Titel: Die Fahrten der Audacia
Beitrag von: Nakago am 25. Januar 2013, 17:01:31
Position:
Orbit über Anmut
"Audacia"
Brücke
Zeit: 2 091 784.M41

"Das werden wir ja sehen, Kapitän!", meldet sich eine andere Stimme. Auf der anderen Seite scheint es hoch her zu gehen, ich kann Schüsse und Gebrüll hören. Da scheint es wohl gerade einen Wechsel in der Führung zu geben.
"In zehn Minuten erwarte ich eine brauchbare Antwort oder ich werde die "Knochenbrecher" vernichten!", erwidere ich großzügig und schalte den Countdown auf zehn Minuten. Weitere Meldungen treffen ein, alle Feuer sind unter Kontrolle, die Steuerungstriebwerke auf einer Seite sind komplett im Eimer, da ist nichts mehr zu machen. Das ganze Segment wird ersetzt werden müssen. Thronverdammt!
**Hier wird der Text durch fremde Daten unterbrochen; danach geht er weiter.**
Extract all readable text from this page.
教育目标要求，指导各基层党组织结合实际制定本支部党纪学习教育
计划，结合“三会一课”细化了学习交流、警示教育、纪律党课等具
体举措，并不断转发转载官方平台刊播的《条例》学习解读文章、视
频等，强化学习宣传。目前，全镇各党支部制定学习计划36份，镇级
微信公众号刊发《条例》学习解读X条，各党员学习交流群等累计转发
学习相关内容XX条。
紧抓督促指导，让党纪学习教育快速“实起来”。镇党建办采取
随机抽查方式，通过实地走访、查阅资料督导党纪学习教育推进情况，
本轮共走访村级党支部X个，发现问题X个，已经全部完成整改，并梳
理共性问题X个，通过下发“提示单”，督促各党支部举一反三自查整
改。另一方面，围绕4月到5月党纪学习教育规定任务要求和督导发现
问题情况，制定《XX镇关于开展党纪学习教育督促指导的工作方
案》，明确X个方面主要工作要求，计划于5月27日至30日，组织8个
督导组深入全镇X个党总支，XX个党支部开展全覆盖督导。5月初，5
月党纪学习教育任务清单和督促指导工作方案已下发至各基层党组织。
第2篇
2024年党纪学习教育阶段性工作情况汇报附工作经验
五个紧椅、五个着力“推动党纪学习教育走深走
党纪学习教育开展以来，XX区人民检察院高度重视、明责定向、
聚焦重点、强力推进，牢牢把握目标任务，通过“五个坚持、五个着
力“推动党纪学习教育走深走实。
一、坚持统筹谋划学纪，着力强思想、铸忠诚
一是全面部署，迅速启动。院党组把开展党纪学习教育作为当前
Ich schließe die Augen und fahre mir über das Gesicht. Vielleicht hätte ich die Sache sein lassen sollen. Aber zu kneifen ist auch nicht immer möglich. Besonders wenn man das größere Schiff hat, ist man einfach verpflichtet, die Stellung zu behaupten. Kneift man einmal den Schwanz in der Weite ein, heißt es gleich, man wäre weich. Man hat mir zugetragen, dass mich viele von den Führungsoffizieren für einen Weichling halten. Bis jetzt habe ich versucht, mit Freundlichkeit und guten Worten mir Geltung zu verschaffen. Aber ich kann durchaus auch anders. Caine hat mich gelehrt, dass man es immer zuerst höflich versuchen sollte, rabiat und brutal kann man danach immer noch werden. Aber war man erst mal brutal, ist eine gütliche Lösung nicht mehr möglich und böses Blut sammelt sich an. Nein, ich musste auf meinem Standpunkt beharren und diesen notfalls auch mit aller Gewalt durchsetzen. Auch wenn es viel gekostet hat, eine Fregatte in meinem Dienst wird mir Profit und Prestige bringen. Beides werde ich brauchen, um in der Weite zu überleben. Schließlich gibt es mehr als mein versiegeltes Schicksal. Der Countdown ist auf dreißig Sekunden, als die Breitbandverbindung wieder geöffnet wird.

"Hier spricht der XO der "Knochenbrecher"! Wir kapitulieren, nicht wahr Kapitän?" Es gibt ein kurzes Knistern, dann sind ein dumpfer Schlag und ein Schrei zu hören. "Ja, verdammt noch mal, ich kapituliere!" Na also, geht doch! Ich bestelle den XO und den Kapitän der "Knochenbrecher" zu mir auf die "Audacia" und lasse sie in einen Bereich bringen, der für nicht ganz so friedliche Verhandlungen vorgesehen ist. Kapitän Hellgrett Borgar ist eher klein und breit, während sein XO Raftine schlank und genau so groß wie ich bin. Borgar ist ziemlich aufgebracht und trägt seinen rechten Arm in einer Schlinge, da er um die Schulter herum einen Verband trägt, der gerade durchblutet. Seine Uniform ist mitgenommen und die Holster im Gürtel leer. Der XO macht schon einen adretteren Eindruck. Es gibt einiges hin und her, bis Lord-Kapitän Borgar bereit ist, nun unter meinem Oberkommando zu stehen. Caine und ein paar der Advokaten haben derweil einen Vertrag aufgesetzt, den ich Hellgrett vorlege. Der flucht und zetert wie ein Außenhabbewohner, dem man zwingt, seinen Erstgeborenen zu verkaufen.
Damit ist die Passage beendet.